What is the expected value of the number of random letters needed to produce my string.

1.5k Views Asked by At

Consider the string $p$ with length = $n$. Suppose we have the alphabet $\sum = (a_{1}..a_{k})$ and empty string $s$. All symbols have equal probability of choosing ($p(a_{1})=...=p(a_{k})$). We could add any symbol from our alphabet to end of the string $s$. So my question is:

What is the expected value of the number of letters to be added to get our string $p$?

1

There are 1 best solutions below

0
On BEST ANSWER

Here's a concise recursive version of the main theorem proved in Nielsen's article.

Suppose $X=X_1X_2X_3\ldots$ is an infinite sequence of i.i.d. random letters from a finite alphabet $\Sigma$. Let $T_w$ denote the first-occurrence time of the word $w$ in the sequence $X$; i.e., $T_w$ is the least $t$ such that $w$ occurs as a subword in $X_1\ldots X_t$.

Theorem. For any nonempty word $w\in\Sigma^*$,

$$\mathbb{E}T_w=|\Sigma|^{|w|}+\mathbb{E}T_{w'}$$

where $w'$ denotes the longest proper prefix of $w$ that's also a suffix of $w$, and by convention $\mathbb{E}T_\text{empty string} = 0$.

NB: Here the first-occurrence time of a word is taken to be the index of the last letter in that occurrence, whereas Nielsen takes it to be the index of the first letter in that occurrence.

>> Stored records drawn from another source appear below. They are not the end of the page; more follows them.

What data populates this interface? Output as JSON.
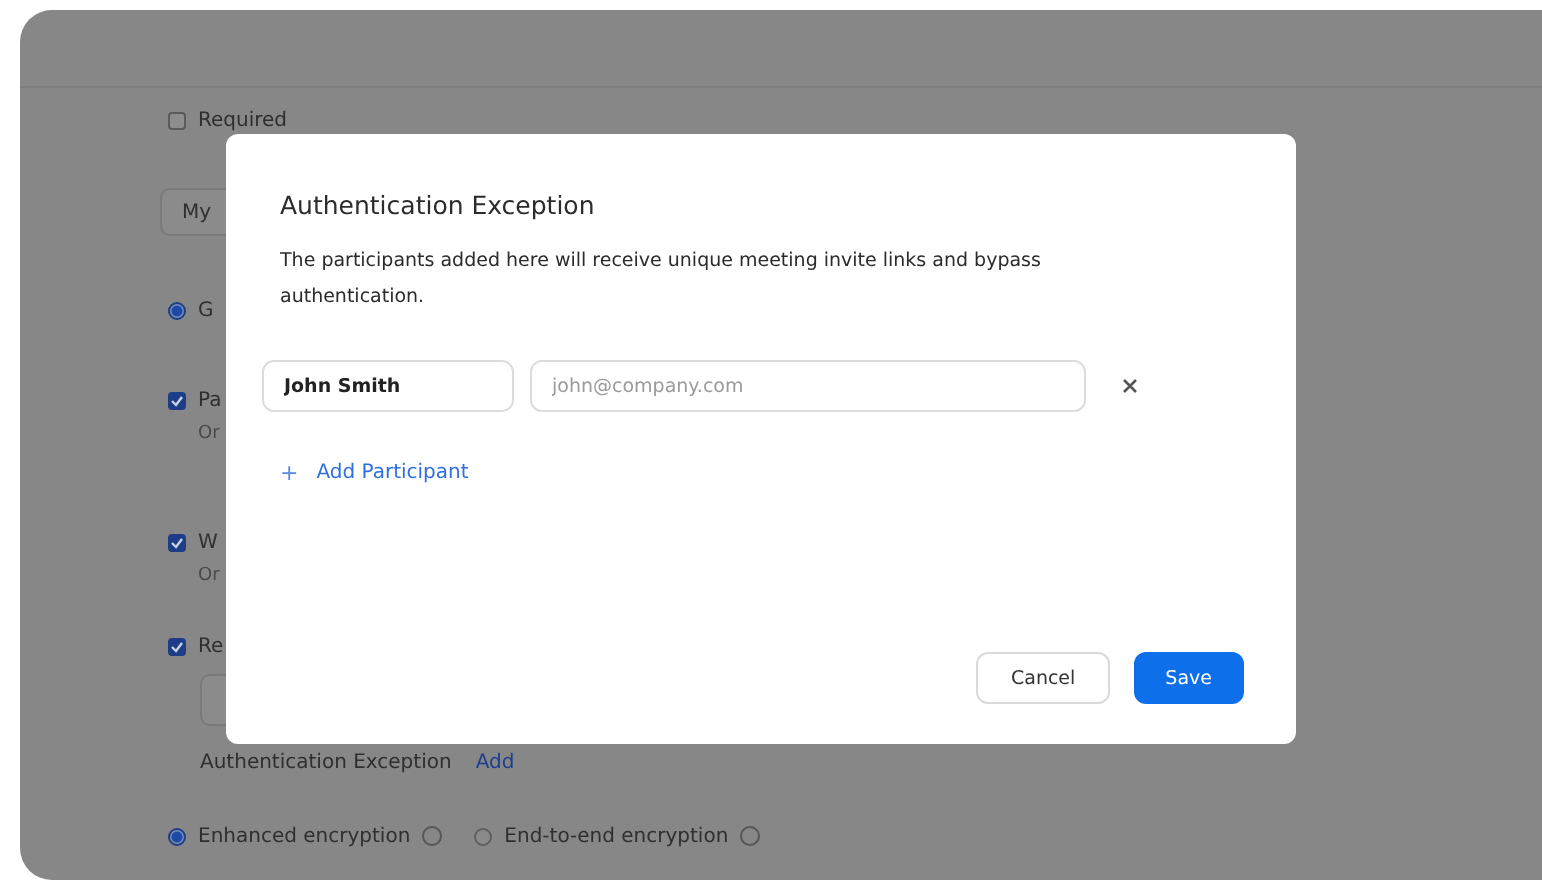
{
  "settings": {
    "required": {
      "label": "Required",
      "checked": false
    },
    "dropdown": {
      "value": "My"
    },
    "options": [
      {
        "kind": "radio",
        "label": "G",
        "selected": true
      },
      {
        "kind": "checkbox",
        "label": "Pa",
        "checked": true,
        "note": "Or"
      },
      {
        "kind": "checkbox",
        "label": "W",
        "checked": true,
        "note": "Or"
      },
      {
        "kind": "checkbox",
        "label": "Re",
        "checked": true,
        "field": true
      }
    ],
    "auth_exception": {
      "label": "Authentication Exception",
      "link": "Add"
    },
    "encryption": [
      {
        "label": "Enhanced encryption",
        "selected": true
      },
      {
        "label": "End-to-end encryption",
        "selected": false
      }
    ]
  },
  "dialog": {
    "title": "Authentication Exception",
    "description": "The participants added here will receive unique meeting invite links and bypass authentication.",
    "participants": [
      {
        "name": "John Smith",
        "email_placeholder": "john@company.com"
      }
    ],
    "add_participant": {
      "icon": "+",
      "label": "Add Participant"
    },
    "buttons": {
      "cancel": "Cancel",
      "save": "Save"
    }
  }
}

Example (supposing letters $a,b\in\Sigma$)

$$\begin{align} \mathbb{E}T_{abaaba} &=|\Sigma|^6 + \mathbb{E}T_{aba}\\ &=|\Sigma|^6 + |\Sigma|^3 + \mathbb{E}T_{a}\\ &=|\Sigma|^6 + |\Sigma|^3 + |\Sigma|^1 + \mathbb{E}T_\text{empty string}\\ &= |\Sigma| \times(100101)_{|\Sigma|} \end{align} $$

E.g., taking $\Sigma=\{a,b\}$, this gives $\mathbb{E}T_{abaaba}=2^6+2^3+2^1=\color{blue}{74}$. Consistent with this, I ran $10^6$ simulations of $T_{abaaba}$ (using Sage) and found a sample mean equal to $\color{blue}{74}.0$ with standard error $0.1$.